Mabon has gained visibility in the decades since its naming. Contemporary Wiccans, eclectic Pagans, and Earth-honoring practitioners include it in their liturgical cycles, often blending Kelly’s framework with personal or reconstructionist elements. Mabon-themed workshops, seasonal retreats, and public rituals are offered by Pagan centers, permaculture farms, and nature sanctuaries, particularly in North America, the United Kingdom, and Australia.

Booksellers and online platforms feature Mabon guidebooks, from Diana Rajchel’s Mabon: Rituals, Recipes & Lore for the Autumn Equinox to broader Wheel of the Year compendiums by Scott Cunningham and Nigel Pennick. Instagram and TikTok communities share altar setups, gratitude practices, and foraged decor, making Mabon accessible to solitary practitioners who may not have access to covens or live circles.

Some Celtic Reconstructionists and Welsh Pagans avoid the term altogether, preferring Welsh names like Alban Elfed (Druidic) or simply “Autumn Equinox,” citing its lack of historical precedent. The debate around the name persists but has not diminished the sabbat’s popularity within eclectic Wiccan and Neopagan communities.

Common Misconceptions

Mabon is not an ancient Celtic festival. The name is ahistorical since the Celts (the source of many of the festival names) did not celebrate equinoxes. It is a 20th-century innovation, created for liturgical symmetry in the Wiccan Wheel of the Year. It does not appear in medieval grimoires, historical pagan calendars, or pre-Christian European sources.

The name is sometimes mispronounced. It is typically rendered as MAY-bon (some say MAH-bon), but there is no single authoritative pronunciation, as the word was retrofitted from a proper noun in Welsh myth.

Mabon is not synonymous with Thanksgiving in the United States or Harvest Home in England, though thematic overlap exists. Those are secular or Christian harvest customs with different origins.

Finally, Mabon is not universally embraced by all Pagans.
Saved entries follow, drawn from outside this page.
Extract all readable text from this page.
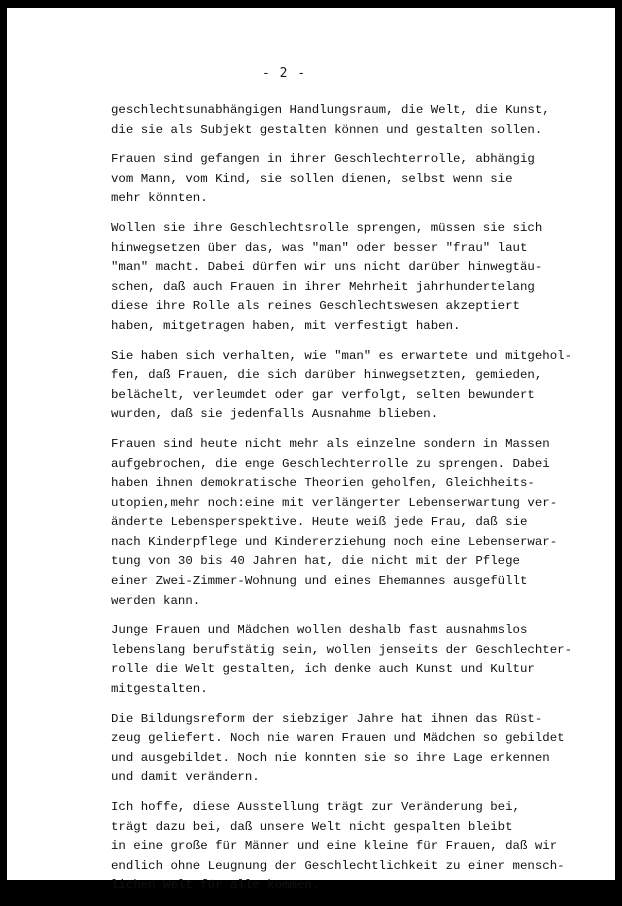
- 2 -
geschlechtsunabhängigen Handlungsraum, die Welt, die Kunst,
die sie als Subjekt gestalten können und gestalten sollen.
Frauen sind gefangen in ihrer Geschlechterrolle, abhängig
vom Mann, vom Kind, sie sollen dienen, selbst wenn sie
mehr könnten.
Wollen sie ihre Geschlechtsrolle sprengen, müssen sie sich
hinwegsetzen über das, was "man" oder besser "frau" laut
"man" macht. Dabei dürfen wir uns nicht darüber hinwegtäu-
schen, daß auch Frauen in ihrer Mehrheit jahrhundertelang
diese ihre Rolle als reines Geschlechtswesen akzeptiert
haben, mitgetragen haben, mit verfestigt haben.
Sie haben sich verhalten, wie "man" es erwartete und mitgehol-
fen, daß Frauen, die sich darüber hinwegsetzten, gemieden,
belächelt, verleumdet oder gar verfolgt, selten bewundert
wurden, daß sie jedenfalls Ausnahme blieben.
Frauen sind heute nicht mehr als einzelne sondern in Massen
aufgebrochen, die enge Geschlechterrolle zu sprengen. Dabei
haben ihnen demokratische Theorien geholfen, Gleichheits-
utopien,mehr noch:eine mit verlängerter Lebenserwartung ver-
änderte Lebensperspektive. Heute weiß jede Frau, daß sie
nach Kinderpflege und Kindererziehung noch eine Lebenserwar-
tung von 30 bis 40 Jahren hat, die nicht mit der Pflege
einer Zwei-Zimmer-Wohnung und eines Ehemannes ausgefüllt
werden kann.
Junge Frauen und Mädchen wollen deshalb fast ausnahmslos
lebenslang berufstätig sein, wollen jenseits der Geschlechter-
rolle die Welt gestalten, ich denke auch Kunst und Kultur
mitgestalten.
Die Bildungsreform der siebziger Jahre hat ihnen das Rüst-
zeug geliefert. Noch nie waren Frauen und Mädchen so gebildet
und ausgebildet. Noch nie konnten sie so ihre Lage erkennen
und damit verändern.
Ich hoffe, diese Ausstellung trägt zur Veränderung bei,
trägt dazu bei, daß unsere Welt nicht gespalten bleibt
in eine große für Männer und eine kleine für Frauen, daß wir
endlich ohne Leugnung der Geschlechtlichkeit zu einer mensch-
lichen Welt für alle kommen.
Some prefer terms rooted in their ancestral or regional traditions; others see the Wheel of the Year as a flexible template rather than dogma.

How to Begin

If you wish to explore Mabon, start with observation. Note the equinox date in your hemisphere. Spend time outdoors noticing the shift in light, the quality of air, the ripening or falling of fruit. Bring an apple or a handful of grain to a natural space and speak words of gratitude aloud or silently.

Read Diana Rajchel’s Mabon: Rituals, Recipes & Lore for the Autumn Equinox for a focused introduction, or Scott Cunningham’s Wicca: A Guide for the Solitary Practitioner for broader context on the Wheel of the Year. Nigel Pennick’s The Pagan Book of Days offers historical texture.

Attend a public Mabon ritual if one is offered in your area—many Unitarian Universalist congregations, Pagan Pride events, and metaphysical shops host open circles. If solitary practice appeals to you, create a simple altar with seasonal objects and light a candle at sunset on the equinox, reflecting on balance in your own life: what to keep, what to release, and what to prepare for the darker months ahead.